International Transfers

Both OVH (France) and Hetzner (Germany) operate within the European Economic Area (EEA), so no additional safeguards are required under Chapter V of the GDPR.

Sub-processor Transparency

OVH and Hetzner may engage additional subprocessors (e.g. CDN providers, network carriers). Their current lists can be found here:

• OVH sub-processors (via Data Processing Agreement appendix): Data Processing Agreement (DPA)
• Hetzner sub-processors (GDPR/Data Privacy FAQ): Hetzner Data Privacy FAQ

We rely on their published lists to ensure compliance and transparency regarding the subprocessors they use.

Security Measures

• Encryption of sensitive data.
• Access control to our premises and IT systems.
• Information security policies.
• Regular training for staff on data protection.

Data Retention

• Contact-form submissions (names, email addresses, messages) are retained for up to 24 months to allow us to handle your request and provide follow-up service.
• Email exchanges with customers (support or commercial correspondence) are archived for 5 years in order to meet legal prescription requirements and to have records in the event of a dispute.
• Accounting and invoicing records are kept for 10 years in accordance with commercial law.

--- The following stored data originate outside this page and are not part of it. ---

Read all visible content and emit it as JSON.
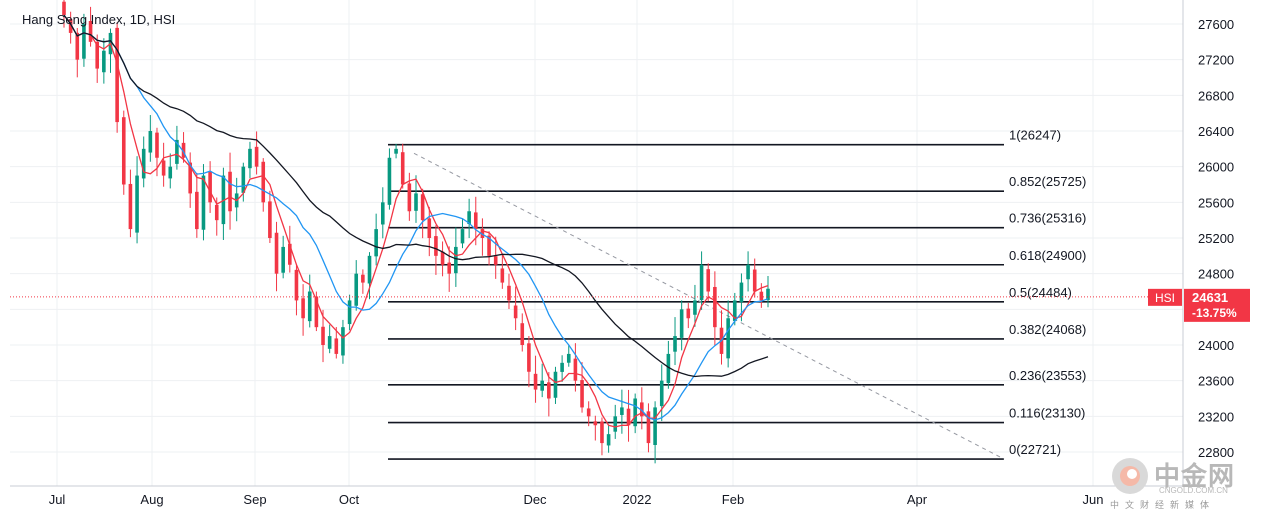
{
  "title": "Hang Seng Index, 1D, HSI",
  "chart_data": {
    "type": "candlestick",
    "symbol": "HSI",
    "interval": "1D",
    "y_range": [
      22600,
      27800
    ],
    "y_ticks": [
      22800,
      23200,
      23600,
      24000,
      24400,
      24800,
      25200,
      25600,
      26000,
      26400,
      26800,
      27200,
      27600
    ],
    "x_ticks": [
      "Jul",
      "Aug",
      "Sep",
      "Oct",
      "Dec",
      "2022",
      "Feb",
      "Apr",
      "Jun"
    ],
    "last_price": {
      "label": "HSI",
      "value": "24631",
      "change": "-13.75%"
    },
    "fibonacci": [
      {
        "label": "1(26247)",
        "value": 26247
      },
      {
        "label": "0.852(25725)",
        "value": 25725
      },
      {
        "label": "0.736(25316)",
        "value": 25316
      },
      {
        "label": "0.618(24900)",
        "value": 24900
      },
      {
        "label": "0.5(24484)",
        "value": 24484
      },
      {
        "label": "0.382(24068)",
        "value": 24068
      },
      {
        "label": "0.236(23553)",
        "value": 23553
      },
      {
        "label": "0.116(23130)",
        "value": 23130
      },
      {
        "label": "0(22721)",
        "value": 22721
      }
    ],
    "closes_approx": [
      27700,
      27500,
      27200,
      27600,
      27400,
      27100,
      27300,
      27500,
      26500,
      25800,
      25300,
      25900,
      26200,
      26400,
      26100,
      25900,
      26000,
      26300,
      26100,
      25700,
      25300,
      25900,
      25600,
      25400,
      25900,
      25500,
      25700,
      26000,
      26200,
      26000,
      25600,
      25200,
      24800,
      25100,
      24900,
      24500,
      24300,
      24600,
      24200,
      24000,
      24100,
      23900,
      24200,
      24500,
      24800,
      24700,
      25000,
      25300,
      25600,
      26100,
      26200,
      25800,
      25500,
      25700,
      25400,
      25200,
      25000,
      24900,
      24800,
      25100,
      25300,
      25500,
      25300,
      25200,
      25000,
      24900,
      24700,
      24500,
      24300,
      24000,
      23700,
      23500,
      23600,
      23400,
      23700,
      23800,
      23900,
      23600,
      23300,
      23200,
      23100,
      22900,
      23000,
      23200,
      23300,
      23100,
      23400,
      23200,
      22900,
      23300,
      23600,
      23900,
      24100,
      24400,
      24300,
      24500,
      24900,
      24600,
      24200,
      23900,
      24300,
      24500,
      24700,
      24900,
      24600,
      24500,
      24631
    ],
    "moving_averages": [
      {
        "color": "#f23645"
      },
      {
        "color": "#2196f3"
      },
      {
        "color": "#131722"
      }
    ],
    "colors": {
      "up": "#089981",
      "down": "#f23645",
      "fib": "#131722",
      "price_line": "#f23645"
    }
  },
  "watermark": {
    "brand": "中金网",
    "domain": "CNGOLD.COM.CN",
    "sub": "中文财经新媒体"
  }
}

Cookies and Tracking Technologies

Our website uses cookies and similar technologies to ensure its proper functioning and enhance the user experience.

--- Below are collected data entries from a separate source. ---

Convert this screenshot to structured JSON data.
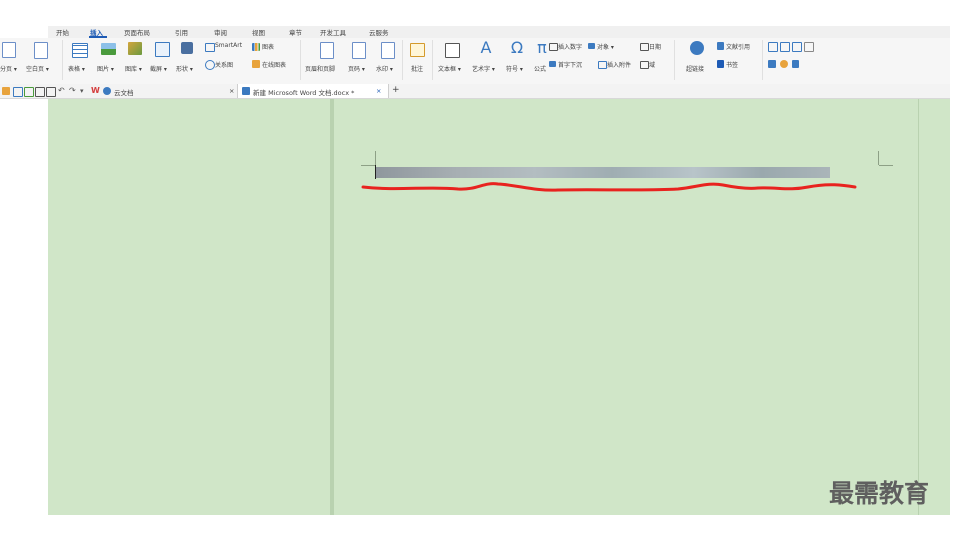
{
  "menu": {
    "tabs": [
      "开始",
      "插入",
      "页面布局",
      "引用",
      "审阅",
      "视图",
      "章节",
      "开发工具",
      "云服务"
    ],
    "active": "插入"
  },
  "ribbon": {
    "labels": {
      "fenye": "分页 ▾",
      "kongbaiye": "空白页 ▾",
      "biaoge": "表格 ▾",
      "tupian": "图片 ▾",
      "tuku": "图库 ▾",
      "jieping": "截屏 ▾",
      "xingzhuang": "形状 ▾",
      "smartart": "SmartArt",
      "tubiao": "图表",
      "guanxitu": "关系图",
      "zaixiantubiao": "在线图表",
      "yemeiyejiao": "页眉和页脚",
      "yema": "页码 ▾",
      "shuiyin": "水印 ▾",
      "pizhu": "批注",
      "wenbenkuang": "文本框 ▾",
      "yishuzi": "艺术字 ▾",
      "fuhao": "符号 ▾",
      "gongshi": "公式",
      "charushuzi": "插入数字",
      "duixiang": "对象 ▾",
      "riqi": "日期",
      "shouzixiachen": "首字下沉",
      "charufujian": "插入附件",
      "yu": "域",
      "chaolianjie": "超链接",
      "shuqian": "书签",
      "wenxianyinyong": "文献引用"
    }
  },
  "tabrow": {
    "cloud_label": "云文档",
    "doc_title": "新建 Microsoft Word 文档.docx *",
    "close_symbol": "×",
    "new_tab_symbol": "+"
  },
  "watermark": "最需教育",
  "colors": {
    "workspace": "#d0e6c8",
    "accent": "#1e5bb5",
    "red_annotation": "#e8231f"
  }
}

• Strictly necessary cookies: These are essential for the website to function (e.g., session management, CSRF protection) and cannot be switched off.
• Analytical cookies: Not used at this time.
• Marketing/third-party cookies: We use Google reCAPTCHA to protect our forms against spam and abuse. This may place cookies from Google on your device. Google reCAPTCHA is only loaded after you have accepted third-party cookies.

When you first visit our site, you are asked whether you accept or reject third-party cookies. You may change your preferences at any time using the “Manage Cookies” link in the footer.

For more information about Google reCAPTCHA, see Google’s privacy policy: policies.google.com/privacy

Modifications to the Privacy and Data Protection Policy

We reserve the right to modify this Policy at any time. Any changes will be published on our website and communicated to data subjects by appropriate means.